Manaus (AM) – Manaus registrou uma queda expressiva nos índices de criminalidade relacionados a dispositivos móveis no início de 2025, consolidando os resultados de estratégias de segurança pública focadas em inteligência e rastreamento. Em entrevista ao programa Brasil Urgente Amazonas da última sexta-feira (16), o Delegado Bruno Hitotuzi, diretor do Núcleo de Investigação e Recuperação de Celulares (Nirc), revelou ao apresentador, o jornalista Eduardo Galvão, que a capital amazonense obteve uma redução de 32% nos roubos de celulares em comparação ao ano anterior.
O resultado, de acordo com a autoridade policial, é fruto direto do programa RecuperaFone, que retirou a cidade da liderança nacional de roubos e furtos, posição ocupada em 2023.
O impacto dos números e a estratégia do Nirc
A mudança no cenário da segurança pública local envolveu uma série de operações integradas e investimentos governamentais. Segundo Hitotuzi, os esforços resultaram em 122 prisões, fiscalização de 126 estabelecimentos comerciais e a apreensão de mais de 7.500 aparelhos.

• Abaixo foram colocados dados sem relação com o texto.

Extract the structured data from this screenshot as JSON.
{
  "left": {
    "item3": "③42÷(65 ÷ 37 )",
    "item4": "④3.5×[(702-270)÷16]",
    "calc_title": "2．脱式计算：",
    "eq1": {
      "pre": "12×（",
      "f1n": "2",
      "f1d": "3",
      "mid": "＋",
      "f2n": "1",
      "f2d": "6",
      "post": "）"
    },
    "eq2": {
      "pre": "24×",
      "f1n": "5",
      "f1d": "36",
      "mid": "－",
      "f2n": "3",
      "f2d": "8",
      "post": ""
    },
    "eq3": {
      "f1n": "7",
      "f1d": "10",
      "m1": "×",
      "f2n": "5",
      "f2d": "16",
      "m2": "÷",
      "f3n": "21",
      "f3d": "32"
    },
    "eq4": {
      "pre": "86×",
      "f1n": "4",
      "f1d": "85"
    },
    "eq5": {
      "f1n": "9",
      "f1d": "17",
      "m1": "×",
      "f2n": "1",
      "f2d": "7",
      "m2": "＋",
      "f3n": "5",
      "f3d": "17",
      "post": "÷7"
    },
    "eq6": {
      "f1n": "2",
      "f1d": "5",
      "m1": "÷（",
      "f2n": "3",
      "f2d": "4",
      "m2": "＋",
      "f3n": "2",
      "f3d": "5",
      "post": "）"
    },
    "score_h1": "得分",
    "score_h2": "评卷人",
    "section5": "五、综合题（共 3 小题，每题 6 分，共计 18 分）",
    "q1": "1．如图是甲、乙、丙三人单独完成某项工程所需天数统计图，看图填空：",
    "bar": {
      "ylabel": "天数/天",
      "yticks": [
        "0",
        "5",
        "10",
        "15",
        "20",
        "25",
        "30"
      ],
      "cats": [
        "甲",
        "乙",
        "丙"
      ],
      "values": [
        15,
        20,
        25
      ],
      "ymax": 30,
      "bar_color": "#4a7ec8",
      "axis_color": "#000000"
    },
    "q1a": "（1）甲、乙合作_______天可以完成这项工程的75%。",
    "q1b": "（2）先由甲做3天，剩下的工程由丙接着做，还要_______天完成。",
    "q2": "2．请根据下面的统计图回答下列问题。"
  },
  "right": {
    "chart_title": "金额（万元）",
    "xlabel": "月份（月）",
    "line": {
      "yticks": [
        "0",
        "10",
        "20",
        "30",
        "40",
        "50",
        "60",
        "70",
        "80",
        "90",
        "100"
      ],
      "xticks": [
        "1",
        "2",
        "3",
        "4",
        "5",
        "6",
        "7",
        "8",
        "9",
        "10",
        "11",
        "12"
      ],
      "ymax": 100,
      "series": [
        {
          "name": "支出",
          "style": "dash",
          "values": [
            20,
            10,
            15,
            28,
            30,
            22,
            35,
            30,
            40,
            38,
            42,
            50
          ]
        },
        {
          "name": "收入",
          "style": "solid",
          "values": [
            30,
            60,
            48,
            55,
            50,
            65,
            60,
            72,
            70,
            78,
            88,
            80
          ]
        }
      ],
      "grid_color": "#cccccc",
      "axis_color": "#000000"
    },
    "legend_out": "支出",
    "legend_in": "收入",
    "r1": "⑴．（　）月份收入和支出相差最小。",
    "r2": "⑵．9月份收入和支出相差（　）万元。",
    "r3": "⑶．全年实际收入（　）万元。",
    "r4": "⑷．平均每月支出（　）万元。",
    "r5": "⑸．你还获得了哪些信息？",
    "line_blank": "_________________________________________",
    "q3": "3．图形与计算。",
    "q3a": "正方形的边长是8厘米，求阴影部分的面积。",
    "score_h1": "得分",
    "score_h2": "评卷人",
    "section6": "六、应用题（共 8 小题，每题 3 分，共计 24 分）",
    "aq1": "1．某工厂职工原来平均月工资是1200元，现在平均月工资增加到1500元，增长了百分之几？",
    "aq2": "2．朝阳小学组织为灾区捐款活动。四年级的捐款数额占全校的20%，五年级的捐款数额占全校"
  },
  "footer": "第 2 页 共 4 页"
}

Para o delegado, o sucesso da operação não se deve apenas à repressão nas ruas, mas ao entendimento da cadeia econômica do crime. “O que a população enxerga, muitas das vezes, é aquele assaltante algoz, ali cometendo os roubos… Mas quem fomenta, quem movimenta esse mercado são as assistências que fazem o desbloqueio”, explica Hitotuzi. Ele destaca que combater o “receptador qualificado” — técnicos e lojistas que desbloqueiam e revendem os itens — é mais eficaz do que focar apenas no assaltante individual.
Tecnologia contra o crime: do Paredão ao Lojista
A tecnologia tem sido a principal aliada das forças de segurança. O delegado ressalta o uso do sistema “Paredão”, que rastrea veículos utilizados em assaltos, permitindo identificar criminosos que usam motocicletas para realizar “arrastões”. Além disso, o programa RecuperaFone Lojista foi criado para regularizar o mercado de assistência técnica.
Através de um sistema gratuito, empresários podem imprimir ordens de serviço e verificar a situação legal dos aparelhos deixados por clientes. “O lojista que quer trabalhar corretamente, ele vai guardar as informações do cliente”, afirma o diretor do Nirc, alertando que a falta de registro pode levar o comerciante a responder por receptação qualificada, com pena de até oito anos.
Para o cidadão comum que adquire um celular sem nota fiscal e abaixo do preço, o risco é o enquadramento em receptação culposa. No entanto, o programa foca na devolução: “Quando a gente notifica e a pessoa toma ciência de que é roubado, ela vai lá e devolve o aparelho, nós não fazemos o procedimento contra essa pessoa”, esclarece o delegado, reforçando que o foco da investigação continua sendo quem vendeu o item ilegal.
Como recuperar o aparelho roubado
Uma das chaves para o funcionamento do sistema é a colaboração da vítima. Hitotuzi enfatiza a necessidade DE registrar o Boletim de Ocorrência (BO) informando o número do IMEI do aparelho. “Fez formalmente esse boletim de ocorrência, a polícia já vai em busca do seu aparelho para fazer a apreensão e consequentemente a devolução”, garante.
Atualmente, o Nirc realiza a devolução dos aparelhos recuperados mediante agendamento e listas publicadas nos editais da Secretaria de Segurança Pública. O órgão iniciou inclusive um mutirão ativo, ligando para as vítimas e, em casos específicos, realizando a entrega domiciliar para zerar o estoque de itens recuperados.
O delegado projeta um 2026 de ainda mais eficiência, com foco na diminuição do tempo de espera entre o roubo e a recuperação. “Vamos recuperar mais, vamos devolver mais e trazer esse serviço para a população do Amazonas”, conclui Hitotuzi.